When the gut is invaded by Campylobacter jejuni, the intestinal epithelium does what mammalian mucosa typically does on a pathogen alarm. It secretes LL-37 ↗, a 37-residue cathelicidin antimicrobial peptide, into the lumen as a first-pass disinfectant. In a paper published online May 20 in Science Advances ↗, a team of bacterial-pathogenesis researchers tested recombinant LL-37 against a broad panel of clinical isolates of the pathogen, which is one of the most common causes of human gastroenteritis worldwide. The peptide killed 86.3 percent of the isolates it was challenged with, the population that grew normally on standard media but that LL-37 reliably disrupted at the membrane level. That is most of the panel but not all of it.
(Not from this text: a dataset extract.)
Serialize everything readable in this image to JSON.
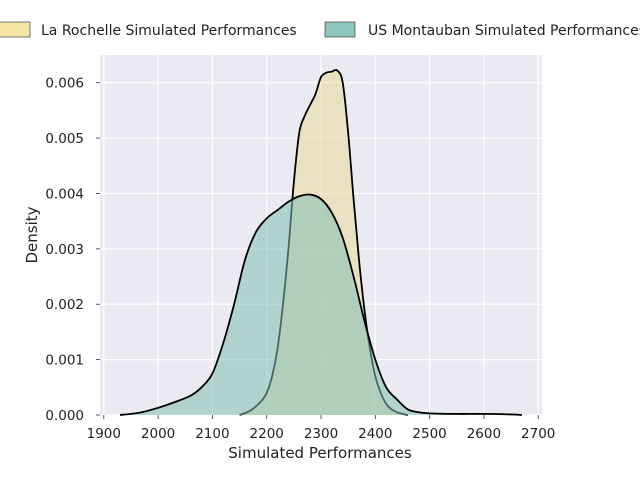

The minority that survived LL-37 exposure had a single trick in common. They cleaved the peptide.

The protease the resistant Campylobacter isolates use is HtrA, a conserved bacterial serine protease. The authors traced the regulatory loop in two steps. Step one: LL-37 itself, when sensed by the bacterium, activates a transcriptional regulator called NssR. Step two: NssR up-regulates htrA expression, and the additional HtrA the bacterium synthesizes is secreted into the same lumenal compartment as the peptide. Once secreted, HtrA cleaves LL-37 at a specific peptide bond, between residues 20 (isoleucine) and 21 (valine), in a region of the cathelicidin's amphipathic helix that is structurally essential for membrane disruption. The cleaved fragments cannot form the alpha-helical pore that the intact peptide depends on, and the antimicrobial activity collapses. The resistant subset survives.

The framing here is what makes the paper read like more than another resistance story. The bacterium is not blocking the antimicrobial peptide at its target, and it is not pumping the peptide out across its envelope. It is reading the peptide as a chemical signal, switching on a protease in response to that signal, and then cutting the peptide at one of its load-bearing bonds. The resistance is a feedback loop, not a constitutive defense, and it requires the peptide to fire it.

The authors then asked whether the loop could be closed at the substrate end. If HtrA recognizes Ile20-Val21 specifically, swapping those two residues to ones the protease does not see should produce a peptide that the resistant Campylobacter cannot inactivate. They built LL-37 I20M/V21R, a two-residue variant that replaces isoleucine 20 with methionine and valine 21 with arginine, and tested it both in vitro and in a mouse colonization model. The variant retained antimicrobial activity against the original LL-37-susceptible panel and added activity against the resistant subset, because the cleavage step was no longer available to the resistant bacteria. In mice, the variant promoted bacterial clearance from the gut in a way wild-type LL-37 did not.

Two residues, swapped on the substrate side rather than on the protease side, restored the antimicrobial relationship.

A few cautions sit alongside this. The human cathelicidin is not an approved drug anywhere. The clinical evidence base for LL-37 is a small set of topical wound-healing trials (chronic venous leg ulcers and diabetic foot ulcers) and one oral COVID-19 trial, and there is no controlled human evidence for systemic exogenous LL-37 at any dose, by any route. The variant here was tested in mice, not patients, and the relevant question for any future translation is whether LL-37 I20M/V21R retains the same selectivity window as the wild-type peptide, particularly the concentration-dependent host-cell cytotoxicity that constrains LL-37 dosing in general. The authors do not characterize that window in this paper, and they do not report on the variant's activity against other Gram-negative pathogens whose HtrA orthologs may or may not recognize the same bond.

What the paper does establish is a reproducible mechanism. The bacterial side of the host-pathogen exchange is not a passive target. It listens for the antimicrobial peptide, makes more of a specific protease in response, and cuts the peptide at a bond the cathelicidin needs to function. The structural news is that the bond can be moved, and when it moves, the resistance loop stops closing. Whether that observation generalizes from gut Campylobacter to other mucosal pathogens with their own NssR analogs is the question the next experiment will need to answer.